Some 57 girls managed to secretly flee from the slow moving truck, into the bushes of Sambisa and found their way home.
After two days of an arduous journey, the rest reached a Boko Haram camp dominated by grass shacks. The girls were forced to sleep under a giant tamarind tree.
They were viciously assaulted with canes, suffered extreme starvation and deprivation and after five months they were moved to a house in Gwoza town in Borno State. Fifty of them were manipulatively converted to Islam and coerced into marrying Boko Haram militants.
Stress-related deaths
By the second anniversary of their abduction, more than a dozen hopeless parents of the missing girls had died from stress-related illnesses.

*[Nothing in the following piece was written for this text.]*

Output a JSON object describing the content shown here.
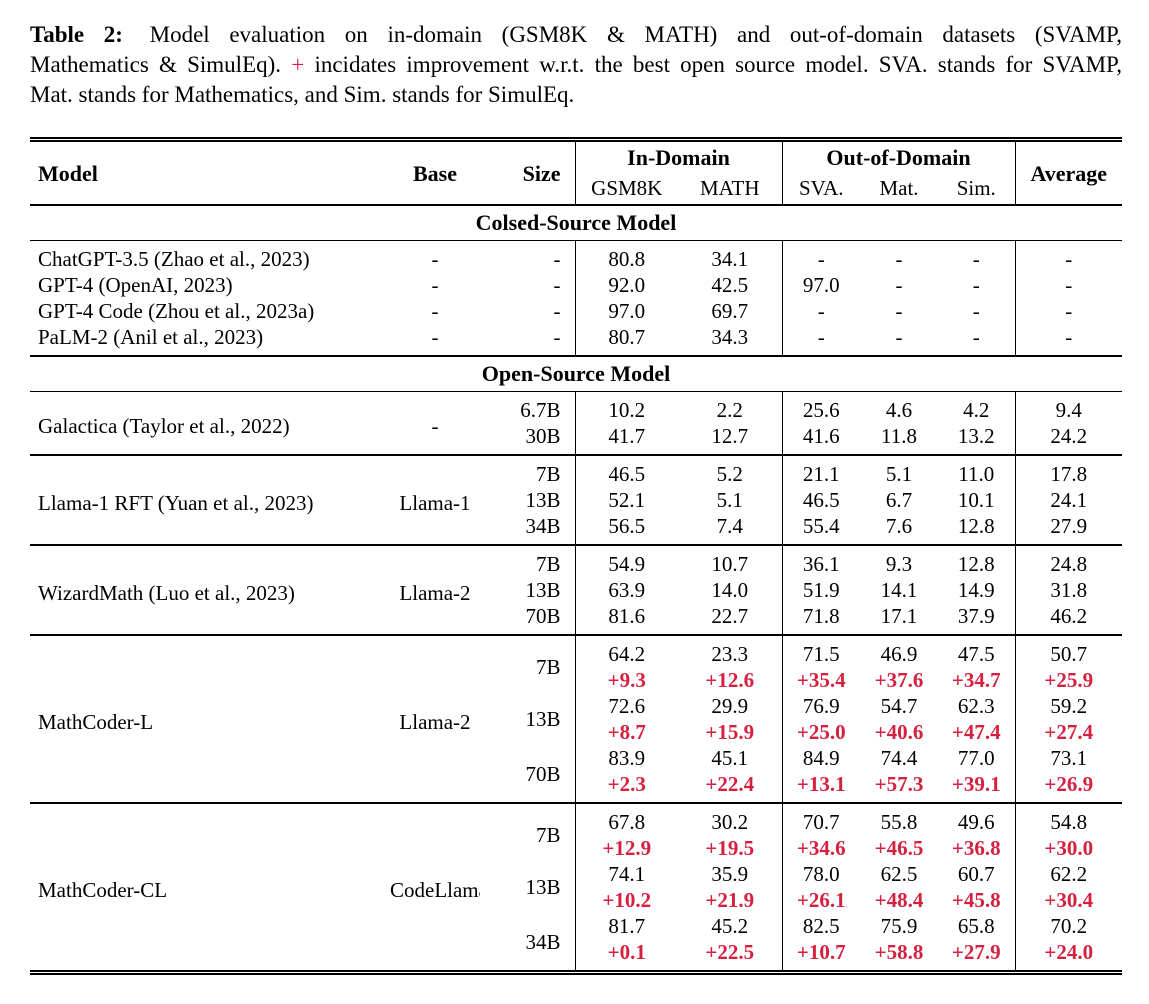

On October 13, 2016, over two-and-a-half years in captivity, the first frail group of 21 girls were released following negotiations between Boko Haram leader Shekau Abubakar, Nigerian humanitarian Zannah Mustapha and three Swiss negotiators.
Over four years after the abduction, on May 7, 2017, the Nigerian government announced on Twitter that another 82 Chibok girls had been set free. By now, a total of 107 girls had been rescued.
On September 15, 2017, the 107 girls were enrolled in the American University of Nigeria, Yola. Their school fees and monthly allowances were catered for by the federal government. However, 110 Chibok girls remain unaccounted.